Both father and son say that the filmmaking experience has helped them come to terms with a dark time in their own relationship -- Nick’s stints in rehab during his teenage years. "Over the course of making the film, our relationship definitely changed. It wasn't terrible or anything, but it got better, because I then understood a lot more of what he had gone through and he understood a bit more what I had gone through," Rob told ABC News.

For Nick, writing the character of Charlie's father meant coming to terms with his feelings about his own father during his battles with substance abuse. Written initially as a tough, harsh figure, Nick says he had to convince his father that it was not entirely a reflection of his own upbringing. “It was hard for him for a while to think that I thought of him that way, and to convince him that that’s not how I felt, but that fathers do get in that mode sometimes when they’re trying to help their kid,” he said.

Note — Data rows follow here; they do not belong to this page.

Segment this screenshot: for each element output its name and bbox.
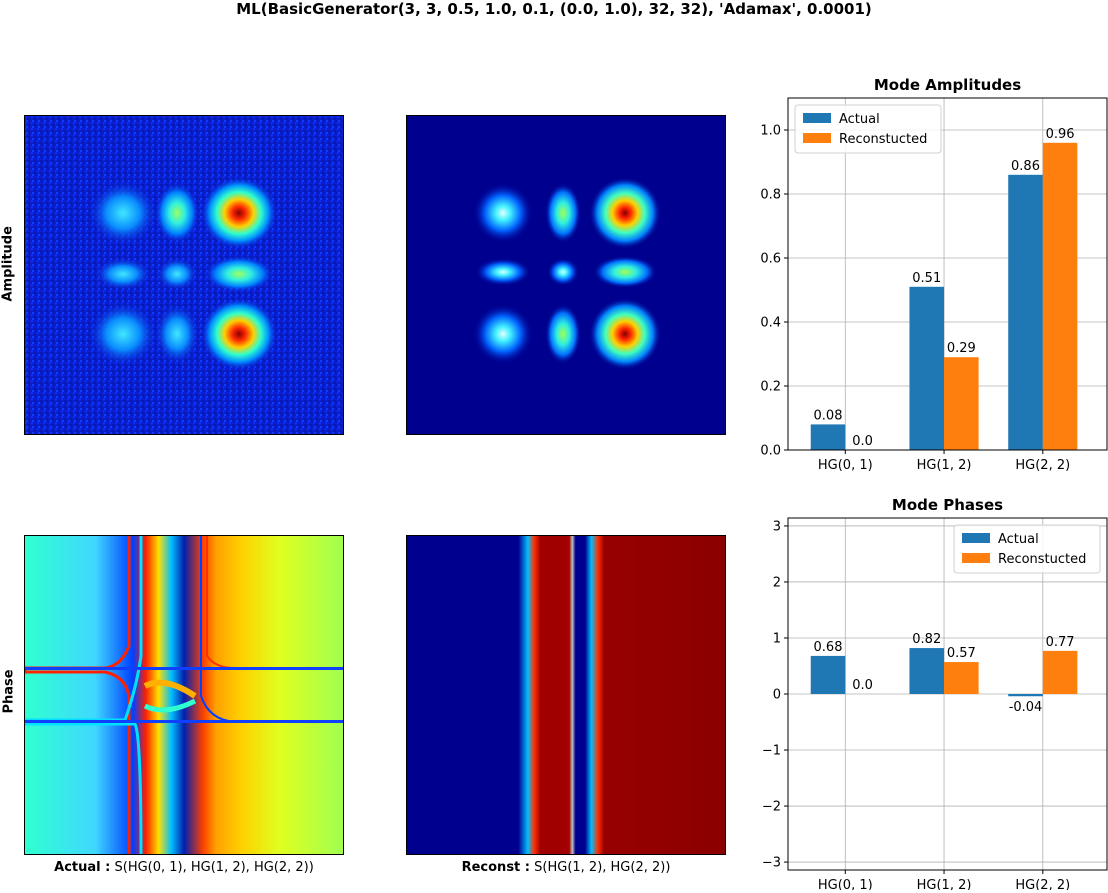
data-label: 0.29 (947, 341, 976, 356)
data-label: 0.96 (1046, 127, 1075, 142)
bar-actual (810, 424, 846, 450)
y-tick-label: 0.6 (760, 252, 781, 267)
bar-actual (1008, 694, 1043, 697)
actual-caption-prefix: Actual : (54, 860, 111, 875)
data-label: 0.57 (947, 646, 976, 661)
bar-actual (909, 648, 945, 694)
plot-frame (787, 517, 1108, 871)
actual-amplitude-image (24, 115, 344, 435)
y-tick-label: 2 (773, 575, 781, 590)
data-label: 0.77 (1046, 635, 1075, 650)
reconstructed-caption-text: S(HG(1, 2), HG(2, 2)) (534, 860, 671, 875)
x-tick-label: HG(0, 1) (818, 878, 873, 890)
reconstructed-caption: Reconst : S(HG(1, 2), HG(2, 2)) (406, 860, 726, 875)
y-tick-label: 0.0 (760, 444, 781, 459)
bar-reconstructed (944, 662, 979, 694)
y-tick-label: 1 (773, 631, 781, 646)
plot-frame (787, 97, 1108, 451)
bar-actual (1008, 174, 1043, 451)
bar-actual (810, 655, 846, 694)
legend-swatch (962, 553, 990, 563)
data-label: 0.68 (814, 640, 843, 655)
reconstructed-amplitude-image (406, 115, 726, 435)
legend-swatch (803, 133, 831, 143)
legend-label: Reconstucted (839, 132, 927, 147)
row-label-amplitude: Amplitude (0, 226, 16, 302)
y-tick-label: 0.8 (760, 188, 781, 203)
mode-amplitudes-chart: Mode Amplitudes 0.0 0.2 0.4 0.6 0.8 1.0 0.08 0.5… (760, 76, 1108, 473)
y-tick-label: 3 (773, 519, 781, 534)
figure-title: ML(BasicGenerator(3, 3, 0.5, 1.0, 0.1, (… (236, 0, 872, 18)
bar-reconstructed (1042, 142, 1078, 451)
legend-label: Reconstucted (998, 552, 1086, 567)
reconstructed-phase-image (406, 535, 726, 855)
legend-swatch (803, 113, 831, 123)
x-tick-label: HG(0, 1) (818, 458, 873, 473)
reconstructed-caption-prefix: Reconst : (461, 860, 530, 875)
legend-label: Actual (839, 112, 880, 127)
chart-title: Mode Amplitudes (874, 76, 1021, 94)
data-label: 0.0 (852, 678, 873, 693)
x-tick-label: HG(2, 2) (1015, 458, 1070, 473)
data-label: -0.04 (1009, 700, 1043, 715)
data-label: 0.0 (852, 434, 873, 449)
bar-actual (909, 286, 945, 450)
y-tick-label: −2 (762, 800, 781, 815)
actual-phase-image (24, 535, 344, 855)
actual-caption: Actual : S(HG(0, 1), HG(1, 2), HG(2, 2)) (24, 860, 344, 875)
bar-reconstructed (944, 357, 979, 450)
y-tick-label: −3 (762, 856, 781, 871)
y-tick-label: 0 (773, 688, 781, 703)
y-tick-label: −1 (762, 744, 781, 759)
x-tick-label: HG(1, 2) (917, 878, 972, 890)
legend-swatch (962, 533, 990, 543)
x-tick-label: HG(1, 2) (917, 458, 972, 473)
data-label: 0.08 (814, 408, 843, 423)
x-tick-label: HG(2, 2) (1015, 878, 1070, 890)
data-label: 0.86 (1011, 159, 1040, 174)
actual-caption-text: S(HG(0, 1), HG(1, 2), HG(2, 2)) (114, 860, 314, 875)
bar-reconstructed (1042, 650, 1078, 694)
y-tick-label: 0.4 (760, 316, 781, 331)
y-tick-label: 1.0 (760, 124, 781, 139)
legend-box (953, 524, 1101, 574)
y-tick-label: 0.2 (760, 380, 781, 395)
legend-label: Actual (998, 532, 1039, 547)
legend-box (794, 104, 942, 154)
data-label: 0.51 (912, 271, 941, 286)
row-label-phase: Phase (1, 669, 17, 714)
mode-phases-chart: Mode Phases −3 −2 −1 0 1 2 3 0.68 0.82 -0.04 0.0 0.5… (762, 496, 1108, 890)
data-label: 0.82 (912, 632, 941, 647)
chart-title: Mode Phases (892, 496, 1003, 514)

Rob said that while collaborating with his son Nick was difficult and emotional at times, it was ultimately the most satisfying creative experience of his life. “[Nick] would challenge me and I have such respect for him because, as a young guy, with all the experience that I have, he was still able to challenge me and push me,” he said.

The end result is "Being Charlie," a deeply personal drama that means more to both of them than just another film. "Whether it's a piece of art or it's music or a film, you're investing yourself in the characters and portraying an extension of your thoughts and feeling. And so we're doing that, and so it turns out it became kind of cathartic," Rob said.

"Being Charlie" is out in theaters May 6.